Une aventure ambiguë 8

Les apparences ne jouent pas en ma faveur. Pourtant, les raisons qui m’ont poussé à quitter la ferme et à disparaître, alors que nous avions tous reçu la consigne de rester à la disposition de la police, ne sont pas celles que l’on croit.

La lettre de Mary avait été postée à D. Après une journée à manger de la piste comme un cochon, j’ai pris le premier avion. Il m’a fallu trois jours pour retrouver sa trace. La ville avait beaucoup changé, j’avais perdu mes repères. J’ai appelé Léonard qui, comme à son habitude, a fait un travail remarquable, en mobilisant sa horde de cousins, d’informateurs à la petite semaine et de maîtresses à la langue déliée. J’avais eu recours à ses services à une autre époque de ma vie, alors que je trempais dans une affaire qui aurait dû être juteuse et qui ne m’avait mené qu’à la sécheresse. Il m’a reçu avec les honneurs qu’on réserve à ceux qu’on croyait mort pour la cause. Il me devait une petite faveur et il ne m’a pas été bien difficile de le lui rappeler. Il a retrouvé Mary. 

Je sais pertinemment ce que vous allez dire. Que mes accointances suspectes ne font que renforcer les soupçons que vous entretenez sur moi. Que le fait qu’on m’ait arrêté au fond d’un lupanar n’enlève rien à l’ensemble. Il faut bien vivre, que voulez-vous. Partir à la recherche de Mary m’a donné soif. Je l’ai pris comme une dernière aventure, comme on saisit une dernière chance que vous offre l’existence. J’entrevoyais peut-être aussi que quelque chose était près de se clore. Ou de s’ouvrir, ce qui revient parfois au même.

La lettre ouverte était d’abord restée un long moment sur mon bureau sans que je parvienne à fixer mon esprit. Il avait pourtant bien fallu que je me rende à l’évidence. Mary a toujours été une femme de parole. Elle ne s’est pas démentie. Quand je l’ai rencontrée à D., après toutes ces années, elle m’a d’abord infligé le spectacle de son corps, que les années de service avaient usé jusqu’à la trame. Ensuite, le coup de grâce, elle l’a porté sans ciller. 

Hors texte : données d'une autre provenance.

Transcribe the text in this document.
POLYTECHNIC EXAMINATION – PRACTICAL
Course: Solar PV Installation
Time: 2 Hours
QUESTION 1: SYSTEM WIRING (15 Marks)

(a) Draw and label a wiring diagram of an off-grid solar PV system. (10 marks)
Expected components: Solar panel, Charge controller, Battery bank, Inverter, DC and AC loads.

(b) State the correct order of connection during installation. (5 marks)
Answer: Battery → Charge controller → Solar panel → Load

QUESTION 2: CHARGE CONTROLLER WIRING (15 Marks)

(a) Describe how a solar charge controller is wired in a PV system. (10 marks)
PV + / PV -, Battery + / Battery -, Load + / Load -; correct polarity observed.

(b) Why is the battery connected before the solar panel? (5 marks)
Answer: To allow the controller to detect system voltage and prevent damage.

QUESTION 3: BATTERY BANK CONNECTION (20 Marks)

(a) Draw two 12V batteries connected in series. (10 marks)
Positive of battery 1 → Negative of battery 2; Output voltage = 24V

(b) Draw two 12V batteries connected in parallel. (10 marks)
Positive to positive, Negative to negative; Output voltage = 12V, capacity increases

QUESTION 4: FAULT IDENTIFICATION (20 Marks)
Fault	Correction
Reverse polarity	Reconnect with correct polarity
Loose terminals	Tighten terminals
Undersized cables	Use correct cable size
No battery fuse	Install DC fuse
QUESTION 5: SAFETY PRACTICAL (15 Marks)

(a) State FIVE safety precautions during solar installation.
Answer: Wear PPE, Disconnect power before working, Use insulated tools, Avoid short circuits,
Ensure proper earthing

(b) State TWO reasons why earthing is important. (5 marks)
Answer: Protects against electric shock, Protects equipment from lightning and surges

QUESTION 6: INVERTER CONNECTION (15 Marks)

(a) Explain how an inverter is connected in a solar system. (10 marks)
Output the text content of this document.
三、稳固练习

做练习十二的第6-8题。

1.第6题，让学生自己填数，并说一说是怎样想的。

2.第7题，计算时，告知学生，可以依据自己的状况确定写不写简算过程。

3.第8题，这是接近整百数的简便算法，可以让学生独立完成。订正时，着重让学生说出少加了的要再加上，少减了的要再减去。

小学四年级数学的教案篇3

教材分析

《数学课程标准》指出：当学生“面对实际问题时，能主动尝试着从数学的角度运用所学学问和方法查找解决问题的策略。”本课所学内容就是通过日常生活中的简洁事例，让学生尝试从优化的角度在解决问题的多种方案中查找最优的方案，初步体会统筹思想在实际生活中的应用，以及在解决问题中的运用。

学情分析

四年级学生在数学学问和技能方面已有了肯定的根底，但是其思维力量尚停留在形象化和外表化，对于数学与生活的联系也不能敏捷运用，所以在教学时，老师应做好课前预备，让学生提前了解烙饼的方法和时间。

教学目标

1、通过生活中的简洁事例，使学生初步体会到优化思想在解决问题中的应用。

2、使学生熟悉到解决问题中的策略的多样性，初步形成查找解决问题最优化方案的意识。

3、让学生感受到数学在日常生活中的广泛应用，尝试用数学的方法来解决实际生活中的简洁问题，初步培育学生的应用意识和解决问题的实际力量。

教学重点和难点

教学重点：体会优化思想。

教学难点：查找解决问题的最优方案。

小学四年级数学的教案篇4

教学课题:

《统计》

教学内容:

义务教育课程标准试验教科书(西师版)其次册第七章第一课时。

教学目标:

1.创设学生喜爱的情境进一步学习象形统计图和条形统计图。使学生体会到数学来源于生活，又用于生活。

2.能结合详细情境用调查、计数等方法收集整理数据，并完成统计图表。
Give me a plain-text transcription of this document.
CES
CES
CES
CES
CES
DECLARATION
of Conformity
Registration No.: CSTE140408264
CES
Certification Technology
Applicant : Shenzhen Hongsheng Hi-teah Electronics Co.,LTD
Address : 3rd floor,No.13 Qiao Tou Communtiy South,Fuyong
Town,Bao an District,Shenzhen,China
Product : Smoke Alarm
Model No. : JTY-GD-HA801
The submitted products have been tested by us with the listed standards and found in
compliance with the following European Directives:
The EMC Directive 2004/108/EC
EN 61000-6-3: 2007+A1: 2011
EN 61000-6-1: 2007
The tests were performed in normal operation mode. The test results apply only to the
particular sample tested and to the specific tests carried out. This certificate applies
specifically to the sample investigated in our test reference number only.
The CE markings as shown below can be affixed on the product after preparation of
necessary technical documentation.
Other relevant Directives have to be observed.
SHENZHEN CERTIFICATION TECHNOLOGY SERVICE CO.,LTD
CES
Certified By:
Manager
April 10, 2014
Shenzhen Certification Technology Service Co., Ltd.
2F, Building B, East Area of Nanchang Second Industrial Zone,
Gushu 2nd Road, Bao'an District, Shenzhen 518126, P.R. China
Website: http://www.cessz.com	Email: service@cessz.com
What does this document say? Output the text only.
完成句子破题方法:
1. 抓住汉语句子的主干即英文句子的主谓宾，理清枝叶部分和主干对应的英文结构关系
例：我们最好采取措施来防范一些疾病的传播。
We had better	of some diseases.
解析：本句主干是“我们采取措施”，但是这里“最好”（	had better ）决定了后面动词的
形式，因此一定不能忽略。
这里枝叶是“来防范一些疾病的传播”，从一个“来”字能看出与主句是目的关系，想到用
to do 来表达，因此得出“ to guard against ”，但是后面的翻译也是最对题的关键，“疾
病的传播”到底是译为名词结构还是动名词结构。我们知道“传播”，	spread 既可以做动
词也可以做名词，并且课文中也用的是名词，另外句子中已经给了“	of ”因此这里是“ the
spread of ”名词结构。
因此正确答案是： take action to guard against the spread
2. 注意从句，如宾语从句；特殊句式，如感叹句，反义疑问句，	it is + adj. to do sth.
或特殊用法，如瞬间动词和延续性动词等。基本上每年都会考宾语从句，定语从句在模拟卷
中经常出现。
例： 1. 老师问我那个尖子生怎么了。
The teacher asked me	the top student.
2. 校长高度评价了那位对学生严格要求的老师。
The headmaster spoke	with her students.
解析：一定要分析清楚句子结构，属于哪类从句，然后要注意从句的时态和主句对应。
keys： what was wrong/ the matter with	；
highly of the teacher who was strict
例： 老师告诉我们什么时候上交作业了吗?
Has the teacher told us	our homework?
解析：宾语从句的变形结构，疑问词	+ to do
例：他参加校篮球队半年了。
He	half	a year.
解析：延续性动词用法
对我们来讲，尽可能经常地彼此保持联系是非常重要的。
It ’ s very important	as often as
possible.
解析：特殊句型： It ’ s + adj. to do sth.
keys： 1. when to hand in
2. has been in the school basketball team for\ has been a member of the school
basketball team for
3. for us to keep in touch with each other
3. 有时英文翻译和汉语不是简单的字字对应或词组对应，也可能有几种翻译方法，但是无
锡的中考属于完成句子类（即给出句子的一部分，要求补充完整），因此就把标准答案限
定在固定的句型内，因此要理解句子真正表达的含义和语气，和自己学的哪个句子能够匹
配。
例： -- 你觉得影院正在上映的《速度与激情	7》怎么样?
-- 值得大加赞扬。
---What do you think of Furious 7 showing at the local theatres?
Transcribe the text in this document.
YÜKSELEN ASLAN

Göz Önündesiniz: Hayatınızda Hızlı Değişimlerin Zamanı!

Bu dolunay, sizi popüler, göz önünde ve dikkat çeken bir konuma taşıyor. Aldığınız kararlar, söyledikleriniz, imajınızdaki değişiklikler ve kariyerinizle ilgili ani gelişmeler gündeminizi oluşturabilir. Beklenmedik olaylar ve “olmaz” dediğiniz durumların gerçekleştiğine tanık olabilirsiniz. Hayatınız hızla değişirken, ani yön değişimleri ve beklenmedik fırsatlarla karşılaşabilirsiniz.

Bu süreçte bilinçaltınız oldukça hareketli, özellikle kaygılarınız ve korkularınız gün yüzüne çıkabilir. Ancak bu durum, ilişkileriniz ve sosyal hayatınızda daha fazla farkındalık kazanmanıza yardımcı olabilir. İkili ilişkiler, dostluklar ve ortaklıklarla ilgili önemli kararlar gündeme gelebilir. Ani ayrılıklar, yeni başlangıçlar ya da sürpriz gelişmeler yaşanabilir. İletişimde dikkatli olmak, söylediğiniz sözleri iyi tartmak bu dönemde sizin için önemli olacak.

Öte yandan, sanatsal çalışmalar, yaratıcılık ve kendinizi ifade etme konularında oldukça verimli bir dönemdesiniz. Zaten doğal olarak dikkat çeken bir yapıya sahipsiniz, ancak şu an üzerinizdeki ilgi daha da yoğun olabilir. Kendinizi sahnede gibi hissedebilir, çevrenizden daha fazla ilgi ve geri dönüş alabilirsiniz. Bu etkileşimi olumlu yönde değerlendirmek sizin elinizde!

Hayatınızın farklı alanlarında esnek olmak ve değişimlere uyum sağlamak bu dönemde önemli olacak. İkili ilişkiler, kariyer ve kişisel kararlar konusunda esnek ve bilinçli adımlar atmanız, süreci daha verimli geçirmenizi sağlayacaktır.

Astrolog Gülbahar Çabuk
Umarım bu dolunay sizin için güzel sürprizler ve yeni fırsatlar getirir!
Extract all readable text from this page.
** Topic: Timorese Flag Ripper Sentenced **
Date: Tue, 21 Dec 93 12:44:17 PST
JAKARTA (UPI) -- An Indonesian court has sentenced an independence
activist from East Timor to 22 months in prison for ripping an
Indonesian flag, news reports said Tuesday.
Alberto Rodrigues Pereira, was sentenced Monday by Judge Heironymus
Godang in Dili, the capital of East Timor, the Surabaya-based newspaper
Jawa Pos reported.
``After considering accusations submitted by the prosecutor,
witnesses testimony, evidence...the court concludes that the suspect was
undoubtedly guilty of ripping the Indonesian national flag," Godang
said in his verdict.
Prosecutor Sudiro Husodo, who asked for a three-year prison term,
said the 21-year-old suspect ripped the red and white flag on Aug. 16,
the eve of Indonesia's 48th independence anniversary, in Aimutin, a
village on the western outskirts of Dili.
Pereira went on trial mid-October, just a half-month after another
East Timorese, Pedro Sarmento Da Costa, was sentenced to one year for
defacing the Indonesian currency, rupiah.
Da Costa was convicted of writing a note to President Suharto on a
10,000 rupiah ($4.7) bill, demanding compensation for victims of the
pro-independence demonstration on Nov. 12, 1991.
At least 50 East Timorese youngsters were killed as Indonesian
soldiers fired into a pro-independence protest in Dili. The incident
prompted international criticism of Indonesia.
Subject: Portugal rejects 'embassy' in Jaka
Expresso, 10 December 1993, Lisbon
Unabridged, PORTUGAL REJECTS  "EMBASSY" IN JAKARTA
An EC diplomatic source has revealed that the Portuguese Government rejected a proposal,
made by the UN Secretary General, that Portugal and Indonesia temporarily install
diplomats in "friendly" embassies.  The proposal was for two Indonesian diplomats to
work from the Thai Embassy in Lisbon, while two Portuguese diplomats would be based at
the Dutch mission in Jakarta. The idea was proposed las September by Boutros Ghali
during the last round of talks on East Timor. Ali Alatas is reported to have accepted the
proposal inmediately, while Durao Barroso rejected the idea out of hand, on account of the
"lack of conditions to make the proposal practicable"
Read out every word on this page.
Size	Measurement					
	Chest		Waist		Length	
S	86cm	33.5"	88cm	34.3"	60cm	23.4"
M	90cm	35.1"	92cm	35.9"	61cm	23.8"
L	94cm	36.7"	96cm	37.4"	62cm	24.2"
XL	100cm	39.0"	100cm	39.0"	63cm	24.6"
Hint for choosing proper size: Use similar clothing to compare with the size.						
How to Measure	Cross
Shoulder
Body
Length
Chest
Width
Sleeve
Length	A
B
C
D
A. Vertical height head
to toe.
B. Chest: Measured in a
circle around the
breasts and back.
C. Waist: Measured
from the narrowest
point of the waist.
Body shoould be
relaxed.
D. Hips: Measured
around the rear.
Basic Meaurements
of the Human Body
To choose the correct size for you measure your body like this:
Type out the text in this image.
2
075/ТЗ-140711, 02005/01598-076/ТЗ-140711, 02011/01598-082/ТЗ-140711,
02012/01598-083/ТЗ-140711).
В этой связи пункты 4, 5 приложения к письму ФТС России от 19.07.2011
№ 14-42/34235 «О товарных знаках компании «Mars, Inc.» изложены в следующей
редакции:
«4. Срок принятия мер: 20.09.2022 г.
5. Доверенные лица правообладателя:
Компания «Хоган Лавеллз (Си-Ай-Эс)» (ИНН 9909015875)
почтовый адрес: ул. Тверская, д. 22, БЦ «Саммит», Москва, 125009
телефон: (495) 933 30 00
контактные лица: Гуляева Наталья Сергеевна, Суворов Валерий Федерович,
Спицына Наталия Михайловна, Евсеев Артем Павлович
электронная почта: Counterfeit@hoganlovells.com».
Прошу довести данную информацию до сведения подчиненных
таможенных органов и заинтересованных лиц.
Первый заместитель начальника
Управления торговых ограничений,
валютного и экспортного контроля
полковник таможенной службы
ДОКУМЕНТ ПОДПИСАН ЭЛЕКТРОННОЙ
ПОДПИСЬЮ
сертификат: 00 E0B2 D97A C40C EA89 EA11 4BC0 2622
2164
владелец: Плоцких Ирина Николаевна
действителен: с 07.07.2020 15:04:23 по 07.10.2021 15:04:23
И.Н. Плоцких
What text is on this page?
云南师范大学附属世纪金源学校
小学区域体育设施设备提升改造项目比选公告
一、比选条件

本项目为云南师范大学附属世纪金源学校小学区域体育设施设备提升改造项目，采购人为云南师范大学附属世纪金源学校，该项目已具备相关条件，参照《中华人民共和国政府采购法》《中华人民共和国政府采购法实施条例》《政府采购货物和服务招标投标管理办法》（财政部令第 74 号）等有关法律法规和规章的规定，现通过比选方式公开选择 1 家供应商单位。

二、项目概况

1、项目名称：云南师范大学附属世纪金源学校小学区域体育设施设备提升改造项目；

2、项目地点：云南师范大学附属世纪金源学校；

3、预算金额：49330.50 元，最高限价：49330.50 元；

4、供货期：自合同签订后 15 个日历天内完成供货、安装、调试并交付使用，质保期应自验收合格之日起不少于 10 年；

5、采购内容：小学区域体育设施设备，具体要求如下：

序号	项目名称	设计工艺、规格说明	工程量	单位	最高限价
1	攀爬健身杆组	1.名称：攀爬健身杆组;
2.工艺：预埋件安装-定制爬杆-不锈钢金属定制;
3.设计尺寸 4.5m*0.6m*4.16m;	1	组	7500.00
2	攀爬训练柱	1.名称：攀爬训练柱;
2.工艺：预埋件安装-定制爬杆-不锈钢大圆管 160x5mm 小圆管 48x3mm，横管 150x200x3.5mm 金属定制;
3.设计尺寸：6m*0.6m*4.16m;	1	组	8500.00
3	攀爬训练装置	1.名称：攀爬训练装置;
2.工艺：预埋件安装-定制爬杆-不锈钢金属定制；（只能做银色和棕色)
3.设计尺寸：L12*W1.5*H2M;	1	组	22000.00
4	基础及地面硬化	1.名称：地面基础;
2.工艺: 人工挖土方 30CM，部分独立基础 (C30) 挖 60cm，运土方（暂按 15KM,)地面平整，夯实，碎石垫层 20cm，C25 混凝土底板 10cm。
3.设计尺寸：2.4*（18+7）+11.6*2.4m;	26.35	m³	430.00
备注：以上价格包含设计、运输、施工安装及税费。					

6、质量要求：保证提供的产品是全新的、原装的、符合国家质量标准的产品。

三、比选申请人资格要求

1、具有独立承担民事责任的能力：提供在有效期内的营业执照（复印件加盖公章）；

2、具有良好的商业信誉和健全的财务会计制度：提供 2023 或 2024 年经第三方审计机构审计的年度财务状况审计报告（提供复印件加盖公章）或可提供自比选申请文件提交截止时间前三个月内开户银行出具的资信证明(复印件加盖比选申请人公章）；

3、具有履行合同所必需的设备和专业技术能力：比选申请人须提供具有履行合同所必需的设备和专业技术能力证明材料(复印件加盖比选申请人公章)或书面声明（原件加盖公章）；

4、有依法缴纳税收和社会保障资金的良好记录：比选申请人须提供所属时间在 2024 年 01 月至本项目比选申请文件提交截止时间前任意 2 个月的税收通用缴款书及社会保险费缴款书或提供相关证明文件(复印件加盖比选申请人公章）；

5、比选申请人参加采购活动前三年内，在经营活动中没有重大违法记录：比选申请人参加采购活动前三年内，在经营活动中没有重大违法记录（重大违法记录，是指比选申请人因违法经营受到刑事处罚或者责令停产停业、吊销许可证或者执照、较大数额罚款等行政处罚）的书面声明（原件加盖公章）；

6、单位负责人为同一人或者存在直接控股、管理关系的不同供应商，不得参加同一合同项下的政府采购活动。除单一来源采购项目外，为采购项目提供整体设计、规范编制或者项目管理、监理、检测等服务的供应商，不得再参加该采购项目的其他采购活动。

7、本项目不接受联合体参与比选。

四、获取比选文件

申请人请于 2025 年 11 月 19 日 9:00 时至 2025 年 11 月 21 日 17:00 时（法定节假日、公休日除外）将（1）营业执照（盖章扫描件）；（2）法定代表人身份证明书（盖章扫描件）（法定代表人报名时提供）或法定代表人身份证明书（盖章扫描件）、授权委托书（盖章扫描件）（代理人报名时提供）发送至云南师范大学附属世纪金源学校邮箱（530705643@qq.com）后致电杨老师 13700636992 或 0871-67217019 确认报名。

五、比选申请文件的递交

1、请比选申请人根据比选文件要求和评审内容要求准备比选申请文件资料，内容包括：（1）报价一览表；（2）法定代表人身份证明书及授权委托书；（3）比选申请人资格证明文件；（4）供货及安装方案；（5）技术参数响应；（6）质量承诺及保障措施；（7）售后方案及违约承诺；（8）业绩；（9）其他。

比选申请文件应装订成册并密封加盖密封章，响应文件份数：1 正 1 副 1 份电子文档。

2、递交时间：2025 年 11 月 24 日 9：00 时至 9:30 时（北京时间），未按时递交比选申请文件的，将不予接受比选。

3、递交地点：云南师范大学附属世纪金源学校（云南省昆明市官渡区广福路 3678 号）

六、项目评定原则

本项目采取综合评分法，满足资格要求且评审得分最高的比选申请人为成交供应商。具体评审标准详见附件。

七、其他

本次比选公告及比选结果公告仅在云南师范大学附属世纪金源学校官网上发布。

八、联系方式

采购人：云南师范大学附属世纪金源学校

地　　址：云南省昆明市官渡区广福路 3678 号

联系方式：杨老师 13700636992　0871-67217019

À la ferme, rien n’avait bougé. La vache disparue avait été retrouvée. Moreso me l’a rapporté. Sa carcasse gisait à quelques kilomètres de la ferme. Elle avait visiblement été servie aux charognards après un sacrifice rituel. On a trouvé les calebasses tachées de sang et la machette dans les dépendances. Pas même dissimulées. 

Le sacrifice, c’est pour se donner de la force, avant de partir en chasse. Je ne voudrais pas paraître condescendant, mais vous reconnaîtrez qu’il y a là beaucoup d’effets de manche pour tuer un seul homme. Parmi les gars, apparemment, personne n’avait été dupe, tout le monde savait ce qui se tramait, mais pas un ne me l’a soufflé. Après tout, ce n’était pas leur affaire, cette vengeance. J’ai beau être celui dont dépend leur salaire, je reste avant toute chose un étranger. Je ne peux pas leur jeter la pierre, c’est une question de sang. Qui remonte à si loin. Il est écrit quelque part que nous resterons longtemps des exterminateurs et des esclavagistes. Il faut penser que c’est infusé dans leurs veines.

Mary n’a fait que le confirmer. Juste retour de balancier. Le poison, il m’était destiné.